В первый же день после того страшного вечера Марина до такой степени прониклась сознанием этого ужаса, что готова была наложить на себя руки… Потом ей на мгновенье пришла в голову нелепая мысль — убить его при первой попытке на насилие. Но разговор с паном воеводой, который был очень ободрен в это время неожиданными успехами царика в поволжских городах и под Москвой, заставил Марину одуматься. «Не все ли равно — одно или несколько оскорблений? — говорила себе Марина. — Дело сделано — поправить ничего нельзя! Обман, которому я поддалась, в котором я согласилась принять участие, должен был привести меня к этому наказанию».

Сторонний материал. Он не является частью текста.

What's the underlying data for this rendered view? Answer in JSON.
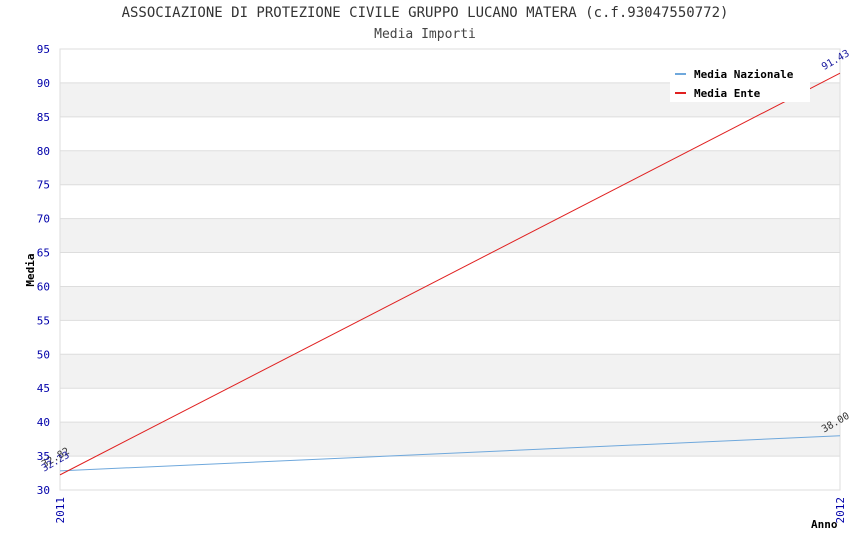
{
  "chart_data": {
    "type": "line",
    "title": "ASSOCIAZIONE DI PROTEZIONE CIVILE GRUPPO LUCANO MATERA (c.f.93047550772)",
    "subtitle": "Media Importi",
    "xlabel": "Anno",
    "ylabel": "Media",
    "x": [
      "2011",
      "2012"
    ],
    "ylim": [
      30,
      95
    ],
    "yticks": [
      30,
      35,
      40,
      45,
      50,
      55,
      60,
      65,
      70,
      75,
      80,
      85,
      90,
      95
    ],
    "grid": true,
    "legend_position": "top-right",
    "series": [
      {
        "name": "Media Nazionale",
        "color": "#6fa8dc",
        "values": [
          32.82,
          38.0
        ],
        "labels": [
          "32.82",
          "38.00"
        ],
        "label_color": "#333333"
      },
      {
        "name": "Media Ente",
        "color": "#e02020",
        "values": [
          32.23,
          91.43
        ],
        "labels": [
          "32.23",
          "91.43"
        ],
        "label_color": "#1a1aa0"
      }
    ],
    "colors": {
      "axis_text": "#0000aa",
      "band": "#f2f2f2",
      "grid": "#dddddd"
    }
  }
}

Но в сердце Марины зародилась страшная ненависть и злоба против царика, и страстное желание отмщения затаилось в нем глубоко-глубоко, как заветный плод в безвестном тайнике.
* * *
Октябрь уже подходил к концу; но осень стояла светлая, ясная, без ненастья и бурных ветров. Последние листья еще не успели облететь с деревьев, как вдруг однажды вечером засвистел северный ветер и под утро все Тушино проснулось, покрытое толстым и пушистым слоем первого снега. Эта первая пороша, конечно, тотчас позвала всех охотников при дворе царика, и спозаранок громкие звуки охотничьих рогов, лай и подвывание собак и топот коней на большом хоромном дворе подняли всех на ноги в тушинском дворце. Царик собрался на охоту и, съезжая со двора со сворами и псарями, послал своего любимца Бутурлина и своего дворецкого Рубец-Мосальского к «царице» — просить, чтобы и она пожаловала в отъезжее поле в санках полюбоваться на полеванье.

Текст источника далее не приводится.